When it comes to drinking and driving, it seems people are willing to take a risk.

The latest numbers from the Ontario Provincial Police holiday RIDE campaign show more motorists were charged with impaired driving this year than any other year since the spot checks began back in 2005.

This year’s campaign ran five weeks – from Nov. 24 to Jan. 2 throughout Ontario.

During that time 693 people were charged with impaired driving and an additional 625 people were given warn range suspensions for driving with a blood alcohol concentration between 50 and 80 milligrams.

In comparison, last year, 682 motorists were charged with impaired driving and 583 drivers were given warn-range suspensions.

OPP Commissioner Chris Lewis said there is no excuse to explain the increase in the statistics.

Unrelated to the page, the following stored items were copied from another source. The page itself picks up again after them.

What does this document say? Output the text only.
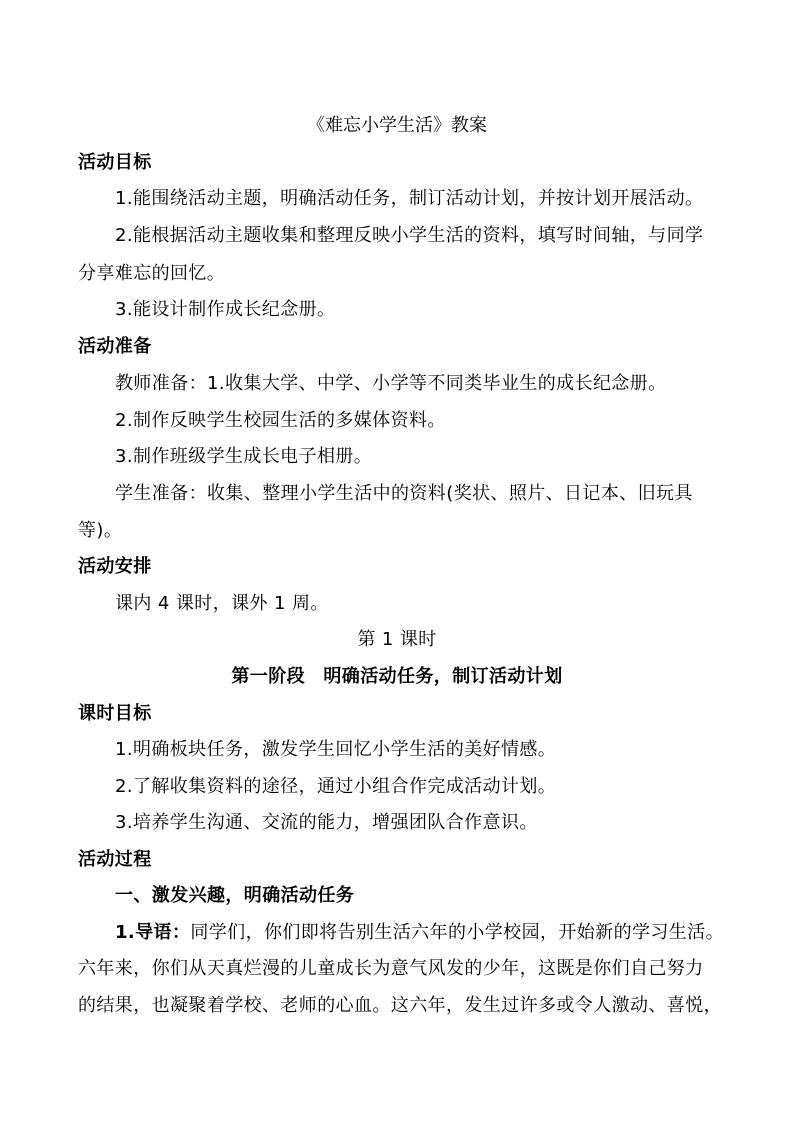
《难忘小学生活》教案
活动目标
1.能围绕活动主题，明确活动任务，制订活动计划，并按计划开展活动。
2.能根据活动主题收集和整理反映小学生活的资料，填写时间轴，与同学
分享难忘的回忆。
3.能设计制作成长纪念册。
活动准备
教师准备：1.收集大学、中学、小学等不同类毕业生的成长纪念册。
2.制作反映学生校园生活的多媒体资料。
3.制作班级学生成长电子相册。
学生准备：收集、整理小学生活中的资料(奖状、照片、日记本、旧玩具
等)。
活动安排
课内 4 课时，课外 1 周。
第 1 课时
第一阶段　明确活动任务，制订活动计划
课时目标
1.明确板块任务，激发学生回忆小学生活的美好情感。
2.了解收集资料的途径，通过小组合作完成活动计划。
3.培养学生沟通、交流的能力，增强团队合作意识。
活动过程
一、激发兴趣，明确活动任务
1.导语：同学们，你们即将告别生活六年的小学校园，开始新的学习生活。
六年来，你们从天真烂漫的儿童成长为意气风发的少年，这既是你们自己努力
的结果，也凝聚着学校、老师的心血。这六年，发生过许多或令人激动、喜悦，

“We had hoped to see these numbers decrease significantly during this year’s campaign, in light of how much harder we have worked to educate the public about the dangers of drinking and driving,” Lewis said in a news release Wednesday.

“Impaired driving continues to be the leading cause of criminal death in Canada and it is disappointing that we still have Ontario drivers who feel entitled to place other road users at risk of losing their lives to an impaired driver,” Lewis added.

Police say the statistics mean they will step up their efforts in 2013.

“We will be as committed as ever in 2013 to incorporating the high visibility, professional traffic stops, public education and measurable outcomes supported by our Provincial Traffic Safety Program, in our ongoing effort to reduce impaired driving on Ontario roads,” said Chief Superintendent Don Bell, Commander of the OPP Highway Safety Divison.